JERUSALEM (AP) — A leading international watchdog on Wednesday accused the militant Hamas group of abducting, torturing and killing Palestinians during the war in the Gaza Strip last year, saying some of the actions amount to war crimes.
Amnesty International detailed the abuses in a report entitled “Strangling Necks’: Abduction, torture and summary killings of Palestinians by Hamas forces during the 2014 Gaza/Israel conflict.”
According to the London-based human rights group, some 23 Palestinians were shot and killed and dozens more were arrested and tortured by Hamas, which rules Gaza. The Palestinians targeted were either political rivals of Hamas, including members of the Fatah party of Palestinian President Mahmoud Abbas, or people the militant group had accused of cooperating with Israel, Amnesty said.
Wednesday’s report highlighted a particularly brutal incident, which it said took place in Gaza on Aug. 22.

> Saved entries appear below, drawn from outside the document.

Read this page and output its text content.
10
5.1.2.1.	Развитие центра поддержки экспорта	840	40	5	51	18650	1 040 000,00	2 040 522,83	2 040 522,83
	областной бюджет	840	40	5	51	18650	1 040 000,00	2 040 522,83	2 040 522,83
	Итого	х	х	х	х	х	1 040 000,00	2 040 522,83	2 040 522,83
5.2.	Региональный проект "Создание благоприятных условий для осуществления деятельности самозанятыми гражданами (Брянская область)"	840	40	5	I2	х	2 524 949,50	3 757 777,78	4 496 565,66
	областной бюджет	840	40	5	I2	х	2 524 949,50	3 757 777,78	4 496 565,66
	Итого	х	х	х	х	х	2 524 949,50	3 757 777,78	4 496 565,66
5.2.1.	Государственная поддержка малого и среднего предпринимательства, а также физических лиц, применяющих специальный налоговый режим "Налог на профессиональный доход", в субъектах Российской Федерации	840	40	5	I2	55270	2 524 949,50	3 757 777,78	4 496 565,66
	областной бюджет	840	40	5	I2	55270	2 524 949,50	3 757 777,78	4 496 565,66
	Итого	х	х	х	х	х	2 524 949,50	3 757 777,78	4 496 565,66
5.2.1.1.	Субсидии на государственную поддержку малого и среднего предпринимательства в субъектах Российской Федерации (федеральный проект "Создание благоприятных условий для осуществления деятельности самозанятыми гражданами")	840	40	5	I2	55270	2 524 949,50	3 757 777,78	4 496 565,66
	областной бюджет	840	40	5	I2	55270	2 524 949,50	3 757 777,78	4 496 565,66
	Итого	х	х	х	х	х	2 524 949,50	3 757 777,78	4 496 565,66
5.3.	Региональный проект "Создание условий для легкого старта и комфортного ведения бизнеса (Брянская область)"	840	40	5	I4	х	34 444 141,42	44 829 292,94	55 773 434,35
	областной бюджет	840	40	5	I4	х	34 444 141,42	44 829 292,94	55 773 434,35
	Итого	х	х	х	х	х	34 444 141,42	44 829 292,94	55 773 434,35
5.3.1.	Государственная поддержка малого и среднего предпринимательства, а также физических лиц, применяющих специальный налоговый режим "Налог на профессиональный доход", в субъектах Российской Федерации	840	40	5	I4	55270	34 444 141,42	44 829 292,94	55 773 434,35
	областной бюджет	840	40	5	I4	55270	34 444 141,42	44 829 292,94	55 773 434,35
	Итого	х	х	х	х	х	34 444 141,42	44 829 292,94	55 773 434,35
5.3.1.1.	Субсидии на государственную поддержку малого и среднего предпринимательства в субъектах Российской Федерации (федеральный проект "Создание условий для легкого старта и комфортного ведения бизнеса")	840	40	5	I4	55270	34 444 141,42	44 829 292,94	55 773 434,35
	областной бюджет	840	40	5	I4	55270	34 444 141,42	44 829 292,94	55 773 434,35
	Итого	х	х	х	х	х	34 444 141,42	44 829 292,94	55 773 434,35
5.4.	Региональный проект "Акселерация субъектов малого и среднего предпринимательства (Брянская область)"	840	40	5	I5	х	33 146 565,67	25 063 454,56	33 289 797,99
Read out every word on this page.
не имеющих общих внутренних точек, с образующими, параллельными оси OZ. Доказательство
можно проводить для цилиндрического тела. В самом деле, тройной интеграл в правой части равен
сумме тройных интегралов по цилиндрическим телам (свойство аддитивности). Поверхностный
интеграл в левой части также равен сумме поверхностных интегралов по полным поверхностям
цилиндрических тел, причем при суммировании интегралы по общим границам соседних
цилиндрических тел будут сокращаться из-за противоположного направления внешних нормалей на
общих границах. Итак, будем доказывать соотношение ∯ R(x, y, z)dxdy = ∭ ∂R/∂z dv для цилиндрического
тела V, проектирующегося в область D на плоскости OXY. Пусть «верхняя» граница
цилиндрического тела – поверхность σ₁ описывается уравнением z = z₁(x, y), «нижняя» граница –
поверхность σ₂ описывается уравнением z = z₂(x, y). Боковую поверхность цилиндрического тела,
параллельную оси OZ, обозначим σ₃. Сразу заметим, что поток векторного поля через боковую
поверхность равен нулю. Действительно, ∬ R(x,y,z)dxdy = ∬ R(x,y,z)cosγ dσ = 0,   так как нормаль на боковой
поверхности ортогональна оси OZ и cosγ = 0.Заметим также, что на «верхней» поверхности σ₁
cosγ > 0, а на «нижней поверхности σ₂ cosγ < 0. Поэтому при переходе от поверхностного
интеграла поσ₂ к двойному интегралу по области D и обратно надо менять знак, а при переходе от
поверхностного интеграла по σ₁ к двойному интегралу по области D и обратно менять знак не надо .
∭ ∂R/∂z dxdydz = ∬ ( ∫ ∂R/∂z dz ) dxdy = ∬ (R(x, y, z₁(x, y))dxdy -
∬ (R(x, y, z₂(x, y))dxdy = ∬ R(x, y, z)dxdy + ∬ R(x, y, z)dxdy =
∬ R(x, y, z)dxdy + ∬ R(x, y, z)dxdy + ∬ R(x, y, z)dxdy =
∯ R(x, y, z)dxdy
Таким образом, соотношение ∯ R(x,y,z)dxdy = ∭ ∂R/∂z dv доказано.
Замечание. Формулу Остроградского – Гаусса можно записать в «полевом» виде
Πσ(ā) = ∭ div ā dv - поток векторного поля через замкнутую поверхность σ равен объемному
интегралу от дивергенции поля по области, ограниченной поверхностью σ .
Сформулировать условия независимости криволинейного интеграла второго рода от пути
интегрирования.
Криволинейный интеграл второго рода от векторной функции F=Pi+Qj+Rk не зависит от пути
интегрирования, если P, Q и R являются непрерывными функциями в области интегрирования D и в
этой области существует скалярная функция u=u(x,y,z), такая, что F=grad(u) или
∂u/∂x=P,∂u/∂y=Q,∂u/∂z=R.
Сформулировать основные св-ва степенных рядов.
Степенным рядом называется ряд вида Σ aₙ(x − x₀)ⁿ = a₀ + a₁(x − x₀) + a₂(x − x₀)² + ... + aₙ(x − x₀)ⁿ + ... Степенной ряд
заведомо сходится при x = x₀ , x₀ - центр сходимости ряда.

“In one of the most shocking incidents, six men were publicly executed by Hamas forces outside al-Omari mosque … in front of hundreds of spectators, including children,” Amnesty said. Hamas had announced the men were suspected “collaborators” who had been sentenced death in “revolutionary courts,” the rights group added.
“The hooded men were dragged along the floor to kneel by a wall facing the crowd, then each man was shot in the head individually before being sprayed with bullets fired from an AK-47,” the report said of the August incident.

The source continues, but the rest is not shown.